A
finales de la década de los 70 se emitió en España una serie estadounidense,
que aún sigue reponiéndose en televisión. La serie tuvo un éxito inmediato a
pesar (o gracias a ello) de su protagonista, el teniente Colombo, capaz de
descubrir cualquier asesinato por muy bien tramado que estuviese. Pues Un
ángel en Carabanchel me ha recordado al personaje de la serie, Carmelo
Latorre, el Lato, un inspector de policía recién jubilado que deja Madrid para
vivir sus últimos años en Asturias. El Lato conduce un Peugeot, como el policía
de Los Ángeles. El teniente fumaba puros constantemente y nuestro inspector es
un dependiente de los Bull Brand. Colombo, aunque nombra constantemente a su
mujer, siempre va solo. El Lato también, es viudo. Colombo tiene a Perro, un perro
que lo acompaña en su investigación, mientras que el Lato se comunica
confidencialmente con su gato, Colombo (puede que por eso empezase yo a
asociarlos). Pero lo más importante es que los dos policías resuelven sus casos
partiendo de una pista ínfima. Creo que no hay más similitudes, pero me parece
un homenaje a uno de los detectives más longevos de la pequeña pantalla. Ojalá
el Lato disfrute de una vida similar.
Jorge García es el creador de Carmelo Latorre. Con
Asier empezó a demostrar sus dotes para la novela detectivesca en El nudo perenne.
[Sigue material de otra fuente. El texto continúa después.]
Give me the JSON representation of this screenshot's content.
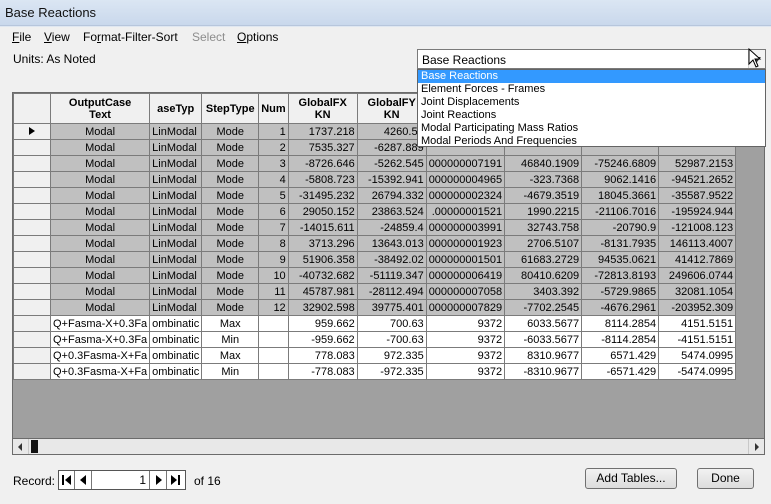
{
  "window": {
    "title": "Base Reactions"
  },
  "menu": [
    {
      "id": "file",
      "label": "File",
      "accel": "F",
      "rest": "ile"
    },
    {
      "id": "view",
      "label": "View",
      "accel": "V",
      "rest": "iew"
    },
    {
      "id": "format",
      "label": "Format-Filter-Sort",
      "pre": "Fo",
      "accel": "r",
      "rest": "mat-Filter-Sort"
    },
    {
      "id": "select",
      "label": "Select",
      "disabled": true
    },
    {
      "id": "options",
      "label": "Options",
      "accel": "O",
      "rest": "ptions"
    }
  ],
  "units_label": "Units:  As Noted",
  "table_selector": {
    "value": "Base Reactions",
    "options": [
      "Base Reactions",
      "Element Forces - Frames",
      "Joint Displacements",
      "Joint Reactions",
      "Modal Participating Mass Ratios",
      "Modal Periods And Frequencies"
    ],
    "selected_index": 0
  },
  "grid": {
    "columns": [
      {
        "id": "outputcase",
        "line1": "OutputCase",
        "line2": "Text"
      },
      {
        "id": "casetype",
        "line1": "aseTyp",
        "line2": ""
      },
      {
        "id": "steptype",
        "line1": "StepType",
        "line2": ""
      },
      {
        "id": "stepnum",
        "line1": "Num",
        "line2": ""
      },
      {
        "id": "globalfx",
        "line1": "GlobalFX",
        "line2": "KN"
      },
      {
        "id": "globalfy",
        "line1": "GlobalFY",
        "line2": "KN"
      },
      {
        "id": "globalfz",
        "line1": "",
        "line2": ""
      },
      {
        "id": "globalmx",
        "line1": "",
        "line2": ""
      },
      {
        "id": "globalmy",
        "line1": "",
        "line2": ""
      },
      {
        "id": "globalmz",
        "line1": "",
        "line2": ""
      }
    ],
    "rows": [
      {
        "current": true,
        "cells": [
          "Modal",
          "LinModal",
          "Mode",
          "1",
          "1737.218",
          "4260.57",
          "",
          "",
          "",
          ""
        ]
      },
      {
        "cells": [
          "Modal",
          "LinModal",
          "Mode",
          "2",
          "7535.327",
          "-6287.889",
          "",
          "",
          "",
          ""
        ]
      },
      {
        "cells": [
          "Modal",
          "LinModal",
          "Mode",
          "3",
          "-8726.646",
          "-5262.545",
          "000000007191",
          "46840.1909",
          "-75246.6809",
          "52987.2153"
        ]
      },
      {
        "cells": [
          "Modal",
          "LinModal",
          "Mode",
          "4",
          "-5808.723",
          "-15392.941",
          "000000004965",
          "-323.7368",
          "9062.1416",
          "-94521.2652"
        ]
      },
      {
        "cells": [
          "Modal",
          "LinModal",
          "Mode",
          "5",
          "-31495.232",
          "26794.332",
          "000000002324",
          "-4679.3519",
          "18045.3661",
          "-35587.9522"
        ]
      },
      {
        "cells": [
          "Modal",
          "LinModal",
          "Mode",
          "6",
          "29050.152",
          "23863.524",
          ".00000001521",
          "1990.2215",
          "-21106.7016",
          "-195924.944"
        ]
      },
      {
        "cells": [
          "Modal",
          "LinModal",
          "Mode",
          "7",
          "-14015.611",
          "-24859.4",
          "000000003991",
          "32743.758",
          "-20790.9",
          "-121008.123"
        ]
      },
      {
        "cells": [
          "Modal",
          "LinModal",
          "Mode",
          "8",
          "3713.296",
          "13643.013",
          "000000001923",
          "2706.5107",
          "-8131.7935",
          "146113.4007"
        ]
      },
      {
        "cells": [
          "Modal",
          "LinModal",
          "Mode",
          "9",
          "51906.358",
          "-38492.02",
          "000000001501",
          "61683.2729",
          "94535.0621",
          "41412.7869"
        ]
      },
      {
        "cells": [
          "Modal",
          "LinModal",
          "Mode",
          "10",
          "-40732.682",
          "-51119.347",
          "000000006419",
          "80410.6209",
          "-72813.8193",
          "249606.0744"
        ]
      },
      {
        "cells": [
          "Modal",
          "LinModal",
          "Mode",
          "11",
          "45787.981",
          "-28112.494",
          "000000007058",
          "3403.392",
          "-5729.9865",
          "32081.1054"
        ]
      },
      {
        "cells": [
          "Modal",
          "LinModal",
          "Mode",
          "12",
          "32902.598",
          "39775.401",
          "000000007829",
          "-7702.2545",
          "-4676.2961",
          "-203952.309"
        ]
      },
      {
        "white": true,
        "cells": [
          "Q+Fasma-X+0.3Fa",
          "ombinatic",
          "Max",
          "",
          "959.662",
          "700.63",
          "9372",
          "6033.5677",
          "8114.2854",
          "4151.5151"
        ]
      },
      {
        "white": true,
        "cells": [
          "Q+Fasma-X+0.3Fa",
          "ombinatic",
          "Min",
          "",
          "-959.662",
          "-700.63",
          "9372",
          "-6033.5677",
          "-8114.2854",
          "-4151.5151"
        ]
      },
      {
        "white": true,
        "cells": [
          "Q+0.3Fasma-X+Fa",
          "ombinatic",
          "Max",
          "",
          "778.083",
          "972.335",
          "9372",
          "8310.9677",
          "6571.429",
          "5474.0995"
        ]
      },
      {
        "white": true,
        "cells": [
          "Q+0.3Fasma-X+Fa",
          "ombinatic",
          "Min",
          "",
          "-778.083",
          "-972.335",
          "9372",
          "-8310.9677",
          "-6571.429",
          "-5474.0995"
        ]
      }
    ]
  },
  "record_nav": {
    "label": "Record:",
    "current": "1",
    "of_label": "of 16"
  },
  "buttons": {
    "add_tables": "Add Tables...",
    "done": "Done"
  }
}
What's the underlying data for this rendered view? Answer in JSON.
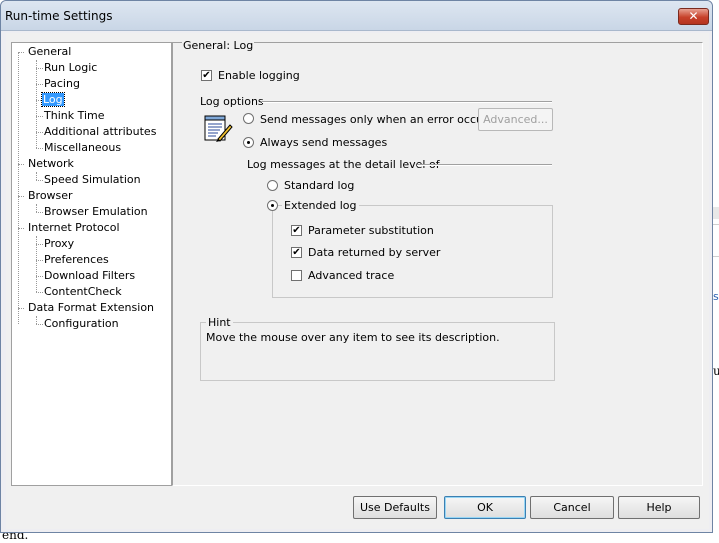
{
  "window": {
    "title": "Run-time Settings",
    "close_label": "✕"
  },
  "tree": [
    {
      "label": "General"
    },
    {
      "label": "Run Logic"
    },
    {
      "label": "Pacing"
    },
    {
      "label": "Log"
    },
    {
      "label": "Think Time"
    },
    {
      "label": "Additional attributes"
    },
    {
      "label": "Miscellaneous"
    },
    {
      "label": "Network"
    },
    {
      "label": "Speed Simulation"
    },
    {
      "label": "Browser"
    },
    {
      "label": "Browser Emulation"
    },
    {
      "label": "Internet Protocol"
    },
    {
      "label": "Proxy"
    },
    {
      "label": "Preferences"
    },
    {
      "label": "Download Filters"
    },
    {
      "label": "ContentCheck"
    },
    {
      "label": "Data Format Extension"
    },
    {
      "label": "Configuration"
    }
  ],
  "selected_item": "Log",
  "panel": {
    "header": "General: Log",
    "enable_logging": {
      "label": "Enable logging",
      "checked": true
    },
    "log_options_label": "Log options",
    "send_on_error": {
      "label": "Send messages only when an error occurs",
      "selected": false
    },
    "advanced_button": "Advanced...",
    "always_send": {
      "label": "Always send messages",
      "selected": true
    },
    "detail_level_label": "Log messages at the detail level of",
    "standard_log": {
      "label": "Standard log",
      "selected": false
    },
    "extended_log": {
      "label": "Extended log",
      "selected": true
    },
    "parameter_substitution": {
      "label": "Parameter substitution",
      "checked": true
    },
    "data_returned": {
      "label": "Data returned by server",
      "checked": true
    },
    "advanced_trace": {
      "label": "Advanced trace",
      "checked": false
    },
    "hint_label": "Hint",
    "hint_text": "Move the mouse over any item to see its description."
  },
  "buttons": {
    "use_defaults": "Use Defaults",
    "ok": "OK",
    "cancel": "Cancel",
    "help": "Help"
  },
  "background": {
    "bottom_text": "end.",
    "right_s": "s",
    "right_u": "u"
  }
}
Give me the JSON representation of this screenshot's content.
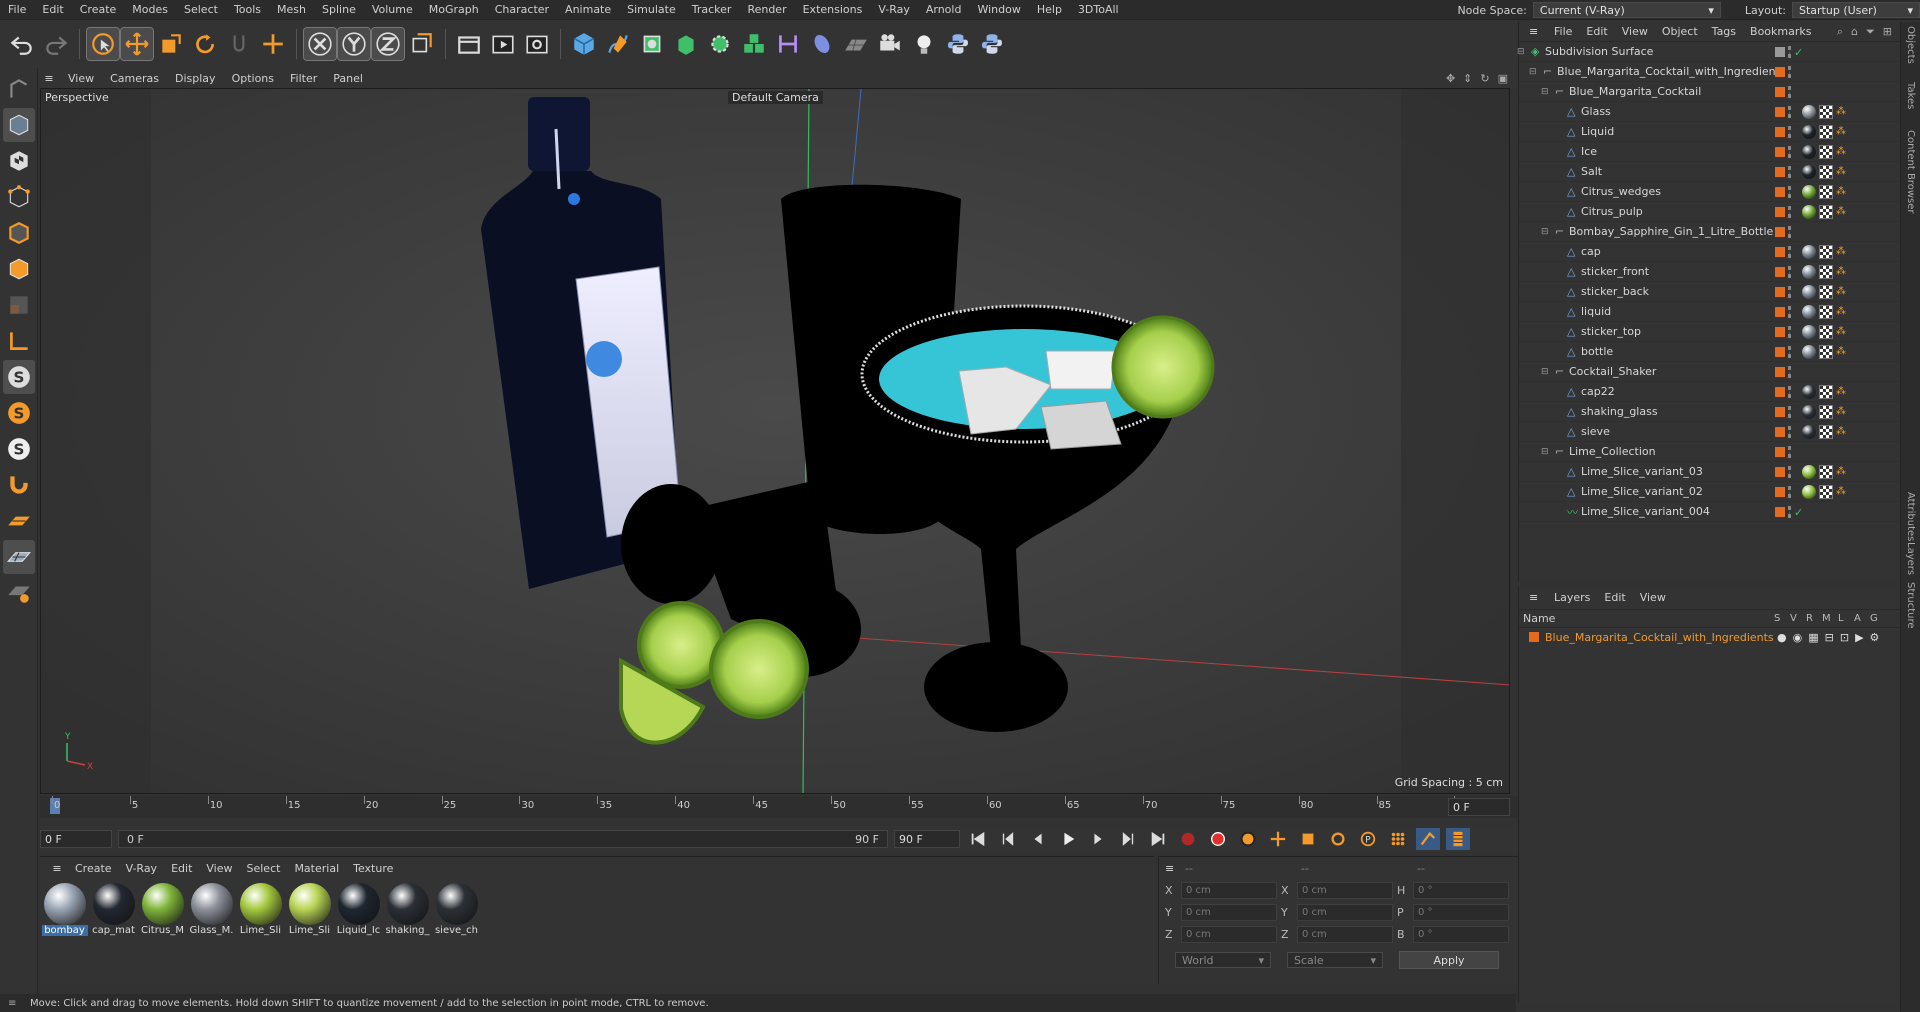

Ahora le ha dado vida al Lato, el antihéroe por
definición, un hombre mayor, sin atractivo físico, sin empatía, torturado
eternamente por lo que ha tenido que vivir como policía, escéptico en cuanto a
la sociedad en la que se ha desenvuelto hasta su jubilación, pero de una
inteligencia superdotada, tanto que entre sus compañeros es llamado «el 180»; por eso, cuando llega a
Asturias para comenzar una nueva vida, su amigo Pascual, guardia civil, le
presenta a Patricio, un colombiano que se ha pasado 30 años buscando sin
resultado a los asesinos de su hermana Coral. La policía cerró el caso, pero
Patricio tiene informes bastante incoherentes y no se ha dado por vencido. A
pesar de que el Lato se niega a colaborar en la búsqueda, la desaparición de
Reme, su vecina de Madrid, lo lleva a relacionar ambos crímenes y resolverlos a
la vez.
Aunque
Carmelo Latorre es un policía, no creo que Un
ángel en Carabanchel sea novela policíaca porque en realidad no hay enigmas
por resolver, de hecho comienza in medias
res, desvelando la tortura de Reme y anunciando su muerte «ese olor, nauseabundo e insoportable, debía
de ser precisamente el aroma que desprende la muerte para anunciar su llegada».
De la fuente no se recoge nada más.